Azure TTS low voice quality in AP

Problem: When using Azure cloud voices for TTS in AP, the neural voice sounds more mechanical than normal Azure samples. This happens both with and without SSML tags.

Is there a way to get less mechanical and more natural sounding voice through TSS?
Target audio quality should be the same as the sample available here: https://azure.microsoft.com/en-us/services/cognitive-services/text-to-speech/#features
With the following settings:

In the AP I tried to produce the audio with the following settings, but did not get even close to the required quality:

Endpoint: https://westeurope.api.cognitive.microsoft.com/sts/v1.0/issueToken
Voice: en-US-JennyNeural

SSML:


<mstts:express-as style=“customerservice”>You can replace this text with any text you wish. You can either write in this text box or paste your own text here.
</mstts:express-as>

I would love to attach some audio samples to this message but I am currently unable to do so as a new user.

ActivePresenter version: 8.5.4

OS: Win 10

Notes:
It would save me and my colleagues a lot of time, because we are required to use the “less mechanical voice” in our videos which we currently have to generate via and external app and put into our videos one by one manually.

Hi,

Thank you for letting us know the problem.

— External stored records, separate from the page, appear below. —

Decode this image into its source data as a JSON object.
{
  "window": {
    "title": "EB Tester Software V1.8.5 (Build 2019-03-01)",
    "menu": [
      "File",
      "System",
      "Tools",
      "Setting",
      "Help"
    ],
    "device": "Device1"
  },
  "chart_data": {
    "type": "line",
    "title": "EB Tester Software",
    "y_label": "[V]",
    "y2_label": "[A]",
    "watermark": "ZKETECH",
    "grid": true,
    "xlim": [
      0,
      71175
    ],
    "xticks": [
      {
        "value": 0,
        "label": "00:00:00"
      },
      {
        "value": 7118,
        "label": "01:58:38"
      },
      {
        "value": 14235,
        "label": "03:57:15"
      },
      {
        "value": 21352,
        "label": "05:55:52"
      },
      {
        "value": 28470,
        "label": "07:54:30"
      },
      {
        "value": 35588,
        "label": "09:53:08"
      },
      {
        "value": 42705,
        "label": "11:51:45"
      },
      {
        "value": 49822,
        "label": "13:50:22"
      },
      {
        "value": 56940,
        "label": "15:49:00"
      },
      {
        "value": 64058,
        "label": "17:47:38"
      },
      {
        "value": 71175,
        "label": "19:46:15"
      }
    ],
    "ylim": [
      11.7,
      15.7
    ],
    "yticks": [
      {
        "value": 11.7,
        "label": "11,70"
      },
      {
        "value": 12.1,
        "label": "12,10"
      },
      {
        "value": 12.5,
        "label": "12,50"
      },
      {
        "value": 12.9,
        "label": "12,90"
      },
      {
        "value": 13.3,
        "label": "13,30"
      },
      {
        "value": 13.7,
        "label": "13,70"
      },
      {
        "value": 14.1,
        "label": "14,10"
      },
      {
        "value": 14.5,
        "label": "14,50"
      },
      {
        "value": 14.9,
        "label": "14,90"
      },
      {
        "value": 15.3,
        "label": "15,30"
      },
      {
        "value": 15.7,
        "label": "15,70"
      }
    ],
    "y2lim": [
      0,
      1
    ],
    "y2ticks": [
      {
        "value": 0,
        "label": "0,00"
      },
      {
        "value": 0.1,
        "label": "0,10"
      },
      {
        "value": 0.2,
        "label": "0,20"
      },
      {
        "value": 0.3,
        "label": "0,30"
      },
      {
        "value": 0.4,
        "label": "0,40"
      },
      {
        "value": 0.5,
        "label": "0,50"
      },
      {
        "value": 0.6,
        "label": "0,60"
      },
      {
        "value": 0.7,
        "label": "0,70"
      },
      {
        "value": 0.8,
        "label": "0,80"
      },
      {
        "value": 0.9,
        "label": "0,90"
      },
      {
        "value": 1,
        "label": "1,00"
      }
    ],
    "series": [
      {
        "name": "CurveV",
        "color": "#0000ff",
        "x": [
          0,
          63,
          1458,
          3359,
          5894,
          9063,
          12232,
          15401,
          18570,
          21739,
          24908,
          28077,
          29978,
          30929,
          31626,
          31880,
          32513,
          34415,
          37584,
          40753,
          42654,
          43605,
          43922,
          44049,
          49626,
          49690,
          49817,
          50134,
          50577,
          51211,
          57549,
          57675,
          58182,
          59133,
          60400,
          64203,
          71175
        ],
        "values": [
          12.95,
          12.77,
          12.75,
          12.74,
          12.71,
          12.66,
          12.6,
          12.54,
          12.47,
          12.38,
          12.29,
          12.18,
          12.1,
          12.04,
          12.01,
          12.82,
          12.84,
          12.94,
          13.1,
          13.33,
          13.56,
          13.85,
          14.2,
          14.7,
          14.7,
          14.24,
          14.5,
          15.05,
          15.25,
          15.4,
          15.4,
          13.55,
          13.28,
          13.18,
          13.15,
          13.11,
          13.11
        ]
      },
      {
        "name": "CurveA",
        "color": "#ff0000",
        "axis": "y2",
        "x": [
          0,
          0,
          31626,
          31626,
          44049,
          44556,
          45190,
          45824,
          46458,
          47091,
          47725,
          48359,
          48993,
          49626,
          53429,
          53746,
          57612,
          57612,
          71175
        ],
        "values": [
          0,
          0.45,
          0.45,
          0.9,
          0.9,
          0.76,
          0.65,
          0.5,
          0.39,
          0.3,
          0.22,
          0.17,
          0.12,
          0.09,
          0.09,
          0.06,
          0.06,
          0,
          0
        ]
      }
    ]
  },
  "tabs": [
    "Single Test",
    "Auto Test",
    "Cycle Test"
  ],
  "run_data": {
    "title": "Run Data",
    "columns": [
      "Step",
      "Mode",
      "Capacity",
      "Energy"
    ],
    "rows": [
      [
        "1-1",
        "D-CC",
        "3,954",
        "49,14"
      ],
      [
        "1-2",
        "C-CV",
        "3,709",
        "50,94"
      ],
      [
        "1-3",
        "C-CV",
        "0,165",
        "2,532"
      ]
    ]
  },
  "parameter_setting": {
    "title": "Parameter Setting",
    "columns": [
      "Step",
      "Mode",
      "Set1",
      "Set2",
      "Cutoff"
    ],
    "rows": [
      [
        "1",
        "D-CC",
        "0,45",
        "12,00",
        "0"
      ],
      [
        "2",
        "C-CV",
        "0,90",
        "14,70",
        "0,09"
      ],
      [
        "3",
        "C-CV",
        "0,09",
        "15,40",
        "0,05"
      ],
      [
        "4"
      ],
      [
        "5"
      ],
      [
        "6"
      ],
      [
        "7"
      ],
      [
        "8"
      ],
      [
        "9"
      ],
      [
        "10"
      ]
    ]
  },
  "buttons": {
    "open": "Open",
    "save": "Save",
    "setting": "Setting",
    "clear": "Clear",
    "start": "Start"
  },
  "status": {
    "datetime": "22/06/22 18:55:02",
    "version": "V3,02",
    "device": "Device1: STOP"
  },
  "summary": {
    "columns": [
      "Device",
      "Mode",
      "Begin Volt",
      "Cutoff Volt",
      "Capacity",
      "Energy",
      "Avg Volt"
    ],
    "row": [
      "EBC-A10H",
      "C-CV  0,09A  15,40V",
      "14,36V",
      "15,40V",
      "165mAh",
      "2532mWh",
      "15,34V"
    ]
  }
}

We will release the updated version soon.

Regards,

Hello Nam,

Thanks a lot for a quick response and your Exceptional work guys!

Just to let other forum users know, I was contacted by AP staff via an e-mail and received a work in progress version of ActivePresenter with the requested functionality fixed and working. Just a day after submitting the forum post :wink:

2 Likes

Hello Vit,

Thank you for your kind words.

And please notice that the official ActivePresenter 8.5.8 with the fix was released. Please check it out.

Regards,

Hi,

There is still a problem.

I’ve just downloaded 8.5.8 and tried to use TTS for Azure and it sounds like bad static. I then tried the older version 8.5.7 and it worked perfectly.

I’m using W10 and the trial versions of AP.

Hi,
Your issue is slightly different from the one I have described in this topic.
But I might have encountered similar one when “previewing” the audio by pressing the Speak button (not sure if that is your case). Try if the issues are present also in the exported final version of the video (they should not be). Check/change the output audio software and its drivers because they caused the issue for me.

Hi mackavi,

Could you please send us the project file that has the problem so we can check?

Regards,

Thanks for both replies.

I hadn’t got past the ‘speak’ preview button on the properties dialogue. I tried using the ‘generate’ button this morning and the wave file added to the timeline worked normally.

I was going to send a recording of the problematic audio but it seems my W10 is one of those rare devices that does not include a sound mix driver for recording what you hear. In solving this, I’ve solved the problem.

My system has always used Nvidia HD sound drivers from my graphics card without any issue. This morning, I replaced them with Realtek HD drivers and previewing sound in 8.5.8 now works.

If the new drivers don’t cause any unforeseen issues, then I’ll stick with them.